Taking this a step further, to re-state your research question or hypothesis in measurable terms, you need to operationalize variables. For instance, a question using "intercultural communication competence" as a variable might involve operationalizing by restating: "Scores on a set of scales used by observers to rate behaviors of workshop participants as they describe their reaction to potential situations involving people of different cultures." Herbert Feigl (1945) set up several criteria used by researchers to evaluate operationalized definitions, including:
1. Is it empirically (observedly) based and definite?
2. Is it logically consistent with conceptual definition?
3. Is it intersubjective--that is, do other researchers agree with the definition?
4. Is it technologically possible to implement?
5. Is it repeatable by others?
6. Is it suggestive of constructs--that is, does it help advance theories?
This brings us to the idea of measurement, actually examining a set of variables. Different levels of measurement are available to researchers, including nominal (categorizing) and ordinal (ranking). You can rank ordinally on an interval level scale (intervals equal in size) or add the idea of zero (no detectable level of the variable) using a ratio level scale. Most qualitative research falls into the category of nominal measurement; quantitative researchers can use ordinal measurement. A common measurement communication researchers use is named after its inventor, the Likert scale. (five equivalent categories).
Reliability is simply defined as "the internal consistency of a measure." That is, if someone else tried to duplicate your research, would results be consistent? Researchers have to deal with a number of threats to reliability, including intercoder problems, test fatigue, vague measure items, etc. Reliability can be determined using a formula which results in a decimal number between 0 and 1, 1 being perfectly reliable. "Good" reliability is about .80 or above. This is called the reliability coefficient.

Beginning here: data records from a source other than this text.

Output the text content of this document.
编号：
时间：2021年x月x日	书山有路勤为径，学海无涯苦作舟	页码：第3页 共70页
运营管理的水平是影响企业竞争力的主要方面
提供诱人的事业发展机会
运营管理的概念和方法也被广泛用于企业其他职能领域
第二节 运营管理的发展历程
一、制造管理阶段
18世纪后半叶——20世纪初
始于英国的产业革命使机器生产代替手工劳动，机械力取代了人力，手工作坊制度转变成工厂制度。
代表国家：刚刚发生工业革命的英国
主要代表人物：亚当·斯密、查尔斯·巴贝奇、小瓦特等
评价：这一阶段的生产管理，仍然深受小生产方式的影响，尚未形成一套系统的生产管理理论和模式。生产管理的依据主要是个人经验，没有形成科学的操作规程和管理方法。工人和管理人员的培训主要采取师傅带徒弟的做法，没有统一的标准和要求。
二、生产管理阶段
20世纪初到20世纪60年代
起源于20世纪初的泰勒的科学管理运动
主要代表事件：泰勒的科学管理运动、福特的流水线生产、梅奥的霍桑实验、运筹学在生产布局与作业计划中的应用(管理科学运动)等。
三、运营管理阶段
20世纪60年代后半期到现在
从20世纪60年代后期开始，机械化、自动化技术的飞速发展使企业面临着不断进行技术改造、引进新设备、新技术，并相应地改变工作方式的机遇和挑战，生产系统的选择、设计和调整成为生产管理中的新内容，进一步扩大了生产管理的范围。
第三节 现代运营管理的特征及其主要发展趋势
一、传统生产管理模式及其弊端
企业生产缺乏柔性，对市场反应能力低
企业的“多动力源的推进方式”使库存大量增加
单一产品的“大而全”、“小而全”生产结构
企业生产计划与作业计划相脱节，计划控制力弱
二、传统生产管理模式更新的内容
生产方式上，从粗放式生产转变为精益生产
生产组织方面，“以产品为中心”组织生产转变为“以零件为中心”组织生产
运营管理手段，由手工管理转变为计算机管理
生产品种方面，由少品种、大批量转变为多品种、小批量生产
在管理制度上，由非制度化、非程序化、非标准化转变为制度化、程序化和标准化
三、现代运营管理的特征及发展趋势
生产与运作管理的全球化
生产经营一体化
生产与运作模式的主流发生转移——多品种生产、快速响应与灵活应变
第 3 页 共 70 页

Validity tells us if we can believe the results of the study; that is, did we measure what we set out to measure? Threats to validity include confounding variables and the "Hawthorne effect," meaning changes in the results due to the effect of the measurement. We can try to establish validity in a study by relying on common sense arguments ("face validity"), a panel of experts, or building on other researchers' methods known to be valid.